Part 51 (1/2)
”Yes, up there now. I have often known men ascend mountains on what seemed to be glorious days, and there was only a fine filmy veil to be seen floating round the higher parts--just enough to hide them perhaps for an hour together; but when they came down to the little hotel in the valley, they had a long tale to tell us of having been frostbitten while clinging to the snow slopes and ice-covered rocks, not daring to venture up or down on account of the tremendous, tempestuous wind blowing.”
”I say, look here!” cried Saxe, pointing to another peak from which lovely, silvery streamers of cloud spread out: ”you don't mean to say that there's bad weather up there now?”
”Indeed, but I do; and if you asked Melchior he would--”
”Hi! Melk!” cried Saxe, as the man came slowly up after them, ”what sort of weather is it up there now?”
”Terrible, herr,” replied the man, shading his eyes. ”The snow must be falling heavily, and a wind raging fierce enough to tear any man from his hold.”
”Well!” e.j.a.c.u.l.a.t.ed Saxe, ”I am puzzled. Why, the weather looks glorious--like summer!”
”But you forget that if you only go high enough up it is eternal winter.
The tops of those mountains are in the midst of never-failing snow, which is gradually compressed into ice and--”
”Would the herr like to go to the foot of the glacier and examine the ice grotto?”
”We did do that in the other valley.”
”But this is a larger cave, herr; and besides, it is the entrance to the one where I journeyed down.”
”Can't you settle yourself for a quiet day, Melchior?” said Dale, smiling.
”No, herr; I do not seem to be earning my money. It will be a very easy walk, and we can take the lanthorn and another candle; besides, it is quite fresh. I do not think any one has ever been in it but me.”
”What do you say, Saxe?”
”That I should like to go,” cried the lad eagerly; for half a day of comparative inaction had been sufficient to weary him, surrounded as he was by such a region of enchantment, where, turn which way he would, there was some temptation to explore.
”I am in the minority,” said Dale, smiling; ”but I mean to have my own way. No: I shall keep to my previous arrangements. To-day we will rest. To-morrow, if the weather is good, I'm going up to the bare face of that mountain on the other side of the glacier.”
”The Bergstock,” said Melchior. ”Yes, it is one of the places I mean to take you to, herr; for the gletscher winds round behind it, and I hope you will find what you want there.”
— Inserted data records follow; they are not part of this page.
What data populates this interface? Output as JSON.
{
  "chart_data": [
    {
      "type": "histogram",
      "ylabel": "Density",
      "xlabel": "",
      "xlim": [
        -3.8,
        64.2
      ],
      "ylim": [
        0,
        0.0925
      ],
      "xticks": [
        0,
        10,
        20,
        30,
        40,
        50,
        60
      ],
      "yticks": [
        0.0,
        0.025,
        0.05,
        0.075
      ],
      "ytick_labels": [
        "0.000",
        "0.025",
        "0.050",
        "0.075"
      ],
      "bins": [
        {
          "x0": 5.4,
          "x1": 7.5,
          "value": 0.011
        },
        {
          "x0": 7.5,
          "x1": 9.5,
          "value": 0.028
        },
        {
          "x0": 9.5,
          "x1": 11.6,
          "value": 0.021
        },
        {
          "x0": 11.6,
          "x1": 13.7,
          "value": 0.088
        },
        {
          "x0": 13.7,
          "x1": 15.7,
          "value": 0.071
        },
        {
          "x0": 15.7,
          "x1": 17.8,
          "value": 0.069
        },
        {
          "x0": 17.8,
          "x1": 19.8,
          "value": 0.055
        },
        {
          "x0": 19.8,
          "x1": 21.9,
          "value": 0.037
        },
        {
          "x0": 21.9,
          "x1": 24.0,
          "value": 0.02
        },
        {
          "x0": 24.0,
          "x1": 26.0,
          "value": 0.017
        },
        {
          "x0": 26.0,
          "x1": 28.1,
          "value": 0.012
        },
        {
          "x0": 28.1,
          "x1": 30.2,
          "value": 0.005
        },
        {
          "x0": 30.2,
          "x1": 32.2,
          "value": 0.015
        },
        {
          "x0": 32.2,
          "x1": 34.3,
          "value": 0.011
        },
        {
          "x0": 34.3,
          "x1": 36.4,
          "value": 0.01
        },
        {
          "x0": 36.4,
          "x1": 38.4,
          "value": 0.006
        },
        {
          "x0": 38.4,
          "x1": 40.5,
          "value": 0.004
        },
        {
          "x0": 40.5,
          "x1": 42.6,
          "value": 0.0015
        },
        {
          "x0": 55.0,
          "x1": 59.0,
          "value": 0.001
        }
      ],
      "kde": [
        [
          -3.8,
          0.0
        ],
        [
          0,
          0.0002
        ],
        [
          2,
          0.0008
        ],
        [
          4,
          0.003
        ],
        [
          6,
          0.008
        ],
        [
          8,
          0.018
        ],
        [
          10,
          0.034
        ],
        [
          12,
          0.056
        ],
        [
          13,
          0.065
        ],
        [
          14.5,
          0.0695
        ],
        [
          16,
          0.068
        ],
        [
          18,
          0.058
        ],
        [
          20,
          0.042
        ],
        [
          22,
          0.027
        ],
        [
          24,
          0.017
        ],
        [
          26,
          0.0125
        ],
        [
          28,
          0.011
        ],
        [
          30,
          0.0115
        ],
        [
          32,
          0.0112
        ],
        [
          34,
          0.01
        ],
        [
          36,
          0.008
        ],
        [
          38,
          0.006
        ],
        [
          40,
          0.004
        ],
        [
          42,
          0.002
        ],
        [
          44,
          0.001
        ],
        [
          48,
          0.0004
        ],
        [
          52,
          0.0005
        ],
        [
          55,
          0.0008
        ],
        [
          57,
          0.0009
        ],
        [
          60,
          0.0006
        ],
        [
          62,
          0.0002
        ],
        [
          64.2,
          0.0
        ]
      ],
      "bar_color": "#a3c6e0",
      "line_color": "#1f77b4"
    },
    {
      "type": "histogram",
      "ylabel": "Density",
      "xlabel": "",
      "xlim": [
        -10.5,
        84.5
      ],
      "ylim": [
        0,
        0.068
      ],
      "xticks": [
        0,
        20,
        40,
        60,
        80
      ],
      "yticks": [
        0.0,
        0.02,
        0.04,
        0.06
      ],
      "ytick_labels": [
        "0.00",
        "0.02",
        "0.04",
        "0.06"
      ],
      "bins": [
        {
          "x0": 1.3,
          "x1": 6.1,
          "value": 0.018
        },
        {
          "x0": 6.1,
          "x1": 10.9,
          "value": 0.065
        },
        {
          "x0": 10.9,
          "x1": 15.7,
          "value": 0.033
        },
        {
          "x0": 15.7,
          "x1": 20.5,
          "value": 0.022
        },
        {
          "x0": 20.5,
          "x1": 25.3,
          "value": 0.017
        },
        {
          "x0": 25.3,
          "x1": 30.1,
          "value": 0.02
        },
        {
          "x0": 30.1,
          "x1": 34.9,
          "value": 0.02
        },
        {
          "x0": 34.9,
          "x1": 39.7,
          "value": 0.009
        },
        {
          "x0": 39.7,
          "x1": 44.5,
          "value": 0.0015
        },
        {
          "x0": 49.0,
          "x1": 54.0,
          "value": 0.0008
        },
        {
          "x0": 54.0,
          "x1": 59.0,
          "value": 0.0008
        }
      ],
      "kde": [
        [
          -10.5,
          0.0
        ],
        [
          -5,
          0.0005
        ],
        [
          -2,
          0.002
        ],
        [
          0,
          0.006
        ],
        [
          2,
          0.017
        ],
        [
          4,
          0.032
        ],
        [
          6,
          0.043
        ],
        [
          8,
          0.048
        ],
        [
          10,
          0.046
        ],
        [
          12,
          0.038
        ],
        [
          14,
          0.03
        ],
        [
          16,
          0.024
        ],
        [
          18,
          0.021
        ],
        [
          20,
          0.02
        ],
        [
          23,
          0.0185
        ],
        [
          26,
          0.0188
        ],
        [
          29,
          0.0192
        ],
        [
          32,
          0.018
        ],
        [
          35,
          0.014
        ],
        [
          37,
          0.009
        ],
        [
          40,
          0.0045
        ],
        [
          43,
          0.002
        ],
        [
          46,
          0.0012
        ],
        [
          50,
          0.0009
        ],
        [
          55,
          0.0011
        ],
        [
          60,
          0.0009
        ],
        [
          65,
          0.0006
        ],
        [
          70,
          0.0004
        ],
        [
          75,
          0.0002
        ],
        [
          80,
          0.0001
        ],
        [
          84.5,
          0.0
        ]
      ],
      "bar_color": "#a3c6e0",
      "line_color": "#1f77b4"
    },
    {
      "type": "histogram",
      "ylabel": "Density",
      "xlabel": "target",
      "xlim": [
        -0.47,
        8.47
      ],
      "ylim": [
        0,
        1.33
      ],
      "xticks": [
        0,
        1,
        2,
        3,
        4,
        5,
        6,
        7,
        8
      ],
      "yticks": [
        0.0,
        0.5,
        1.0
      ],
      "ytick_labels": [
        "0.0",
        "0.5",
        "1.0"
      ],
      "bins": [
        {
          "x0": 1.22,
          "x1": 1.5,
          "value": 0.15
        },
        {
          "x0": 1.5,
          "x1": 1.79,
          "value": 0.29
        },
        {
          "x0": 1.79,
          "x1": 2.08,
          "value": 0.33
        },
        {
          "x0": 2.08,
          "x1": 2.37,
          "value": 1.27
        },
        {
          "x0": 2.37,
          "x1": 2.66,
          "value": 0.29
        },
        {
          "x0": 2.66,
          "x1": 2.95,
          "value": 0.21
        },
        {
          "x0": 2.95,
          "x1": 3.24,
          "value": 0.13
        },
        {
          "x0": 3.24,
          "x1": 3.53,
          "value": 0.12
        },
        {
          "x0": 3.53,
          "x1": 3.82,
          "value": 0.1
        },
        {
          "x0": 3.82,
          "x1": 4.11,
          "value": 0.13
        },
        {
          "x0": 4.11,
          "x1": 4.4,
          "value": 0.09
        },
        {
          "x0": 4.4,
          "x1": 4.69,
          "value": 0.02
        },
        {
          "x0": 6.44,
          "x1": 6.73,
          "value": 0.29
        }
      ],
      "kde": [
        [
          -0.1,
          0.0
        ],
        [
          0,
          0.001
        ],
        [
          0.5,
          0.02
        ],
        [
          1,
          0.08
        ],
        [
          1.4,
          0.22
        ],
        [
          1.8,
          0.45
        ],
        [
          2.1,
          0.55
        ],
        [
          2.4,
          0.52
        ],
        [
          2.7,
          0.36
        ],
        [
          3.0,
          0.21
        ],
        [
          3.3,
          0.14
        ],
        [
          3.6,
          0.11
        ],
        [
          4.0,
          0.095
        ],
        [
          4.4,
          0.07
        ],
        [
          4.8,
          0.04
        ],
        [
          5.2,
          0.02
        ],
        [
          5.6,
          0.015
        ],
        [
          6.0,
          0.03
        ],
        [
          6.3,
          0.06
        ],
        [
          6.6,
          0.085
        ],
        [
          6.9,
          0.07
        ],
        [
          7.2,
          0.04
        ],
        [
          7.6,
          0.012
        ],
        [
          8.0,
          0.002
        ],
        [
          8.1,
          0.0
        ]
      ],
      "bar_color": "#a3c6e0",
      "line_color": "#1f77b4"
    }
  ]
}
”I'm not half so eager to find crystals now, Melk,” said Saxe that evening, as he sat beside the guide, glad that the day of inaction was at an end.
”Why so?” asked Melchior.
”Because we don't find any, I suppose.”
”But when we do the young herr will be as eager as ever.”
”Oh!”
”Is the young herr in pain?”
”No: only when I move. My arms are so stiff. I say, don't you feel a bit sore from your work yesterday?”
”Oh yes, herr,” said the guide, smiling; ”but the best way to ease pains like those is not to think about them.”
”I dare say it is,” grumbled Saxe; ”but it seems to me that it would be easier to bear the pain. I couldn't forget a thing that's always reminding you that you are sore. But there, I am glad it's to-night. I shall go to roost in good time, so as to get a fine long sleep.”
Saxe kept his word, and he slept soundly, only waking once when the mule uttered one of its peculiar squeals. But no one was sufficiently alarmed to get up, and the incident was forgotten next morning, when one of many days of an uneventful nature commenced, during which the party made excursions in different directions: into the ice grotto; across the glacier to the Bergstock; up to first one and then another snowfield, and among magnificent views in all directions, and under endless atmospheric changes such as gave constant variety to the surroundings.